Five-year-old Shepperd wandered into her basement one day and discovered one of her father’s old, broken flutes. The next minute Shepperd’s parents found her floating around the house tootling her own cheerful tune.
Shepperd had also taken an interest in the family’s piano that sat in their living room. She started playing with the keys as soon as she was tall enough to reach, eager to make music. When Shepperd was signed up for formal lessons with the flute and piano soon after, her future began to unfold.
Growing up, Shepperd expressed her competitive nature through soccer and participating with a Scottish Highland dancing team. She thrived in both, advancing to the national level for dance in seventh grade while attending Beaumont Middle School.
But as Shepperd got older, she struggled with her time-consuming commitments. In the end, she chose to quit dancing so she could focus on her musical studies.
“It was much more gratifying,” Shepperd says. “I was so much more anxious before dance competitions. It’s much better to compete while making something beautiful like music instead of just competing to win.”
Nicholas Budge, the Grant band teacher, notes how talented she is. “She stands out from others because she has a goal. She’s very outgoing,” Budge says.
Shepperd has been involved in a multitude of musical classes at Grant, including jazz and wind ensemble. Today, she can play the bassoon, flute, saxophone, clarinet, piano, ukulele and guitar. “I just did it for fun. I wanted to learn them because I could,” Shepperd says.
However, the bassoon is the instrument closest to her heart. Shepperd started lessons in sixth grade under the tutelage of then Grant student Midori Samson. Though Samson was only 4’9”, Shepperd remembers her as “intimidating. And very good at the bassoon.” With her usual determined drive, Shepperd mastered the fundamentals of the bassoon with Samson’s help.
After Samson left for college, leaving Shepperd with a high quality bassoon, Shepperd continued her lessons with a new instructor. But then her teacher passed away unexpectedly.
It was then, after the death of her teacher, that Shepperd decided to focus on the bassoon. It seemed appropriate under the circumstances as a parting favor for her deceased teacher and friend.
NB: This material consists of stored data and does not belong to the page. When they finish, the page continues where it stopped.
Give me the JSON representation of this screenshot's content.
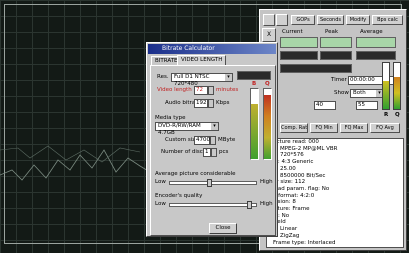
{
  "stats_window": {
    "toolbar_buttons": [
      "GOPs",
      "Seconds",
      "Modify",
      "Bps calc"
    ],
    "close_glyph": "X",
    "headers": [
      "Current",
      "Peak",
      "Average"
    ],
    "timer_label": "Timer",
    "timer_value": "00:00:00",
    "show_label": "Show",
    "show_value": "Both",
    "field1": "40",
    "field2": "55",
    "rq_labels": [
      "R",
      "Q"
    ],
    "tab_buttons": [
      "Comp. Ratio",
      "FQ Min",
      "FQ Max",
      "FQ Avg"
    ],
    "info_lines": [
      "ucture read: 000",
      "e: MPEG-2  MP@ML  VBR",
      "e: 720*576",
      "io: 4:3 Generic",
      "e: 25.00",
      "e: 8500000 Bit/Sec",
      "er size: 112",
      "load param. flag: No",
      "e format: 4:2:0",
      "cision: 8",
      "icture: Frame",
      "st: No",
      "Field",
      "e: Linear",
      "e: ZigZag",
      "Frame type: Interlaced"
    ]
  },
  "calculator": {
    "title": "Bitrate Calculator",
    "tabs": [
      "BITRATE",
      "VIDEO LENGTH"
    ],
    "res_label": "Res.",
    "res_value": "Full D1 NTSC 720*480",
    "video_length_label": "Video length",
    "video_length_value": "72",
    "minutes_label": "minutes",
    "audio_label": "Audio bitrate",
    "audio_value": "192",
    "kbps_label": "Kbps",
    "media_label": "Media type",
    "media_value": "DVD-R/RW/RAM 4.7GB",
    "custom_label": "Custom size",
    "custom_value": "4700",
    "mbyte_label": "MByte",
    "discs_label": "Number of discs",
    "discs_value": "1",
    "pcs_label": "pcs",
    "apc_label": "Average picture considerable",
    "low1": "Low",
    "high1": "High",
    "enc_label": "Encoder's quality",
    "low2": "Low",
    "high2": "High",
    "close_label": "Close",
    "bar_labels": [
      "B",
      "Q"
    ],
    "bar_levels": [
      0.78,
      0.92
    ]
  }
}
Today, Shepperd is a bassoonist for the Portland Youth Philharmonic, America’s first and oldest youth orchestra. The group of musically talented teenagers holds high standards for its members, and Shepperd fits right in.
In her free time, Shepperd teaches music to middle school kids, giving them lessons she remembers taking not so very long ago.
Shepperd is looking to continue her music after high school, considering colleges like the Manhattan School of Music and Julliard. “It’s tricky looking for colleges, because the school might be amazing, but if they don’t have a decent bassoon teacher then it is pointless,” she says.
But with Shepperd’s fierce determination and passion for her music, there’s no doubt she will find a way to continue playing for years to come.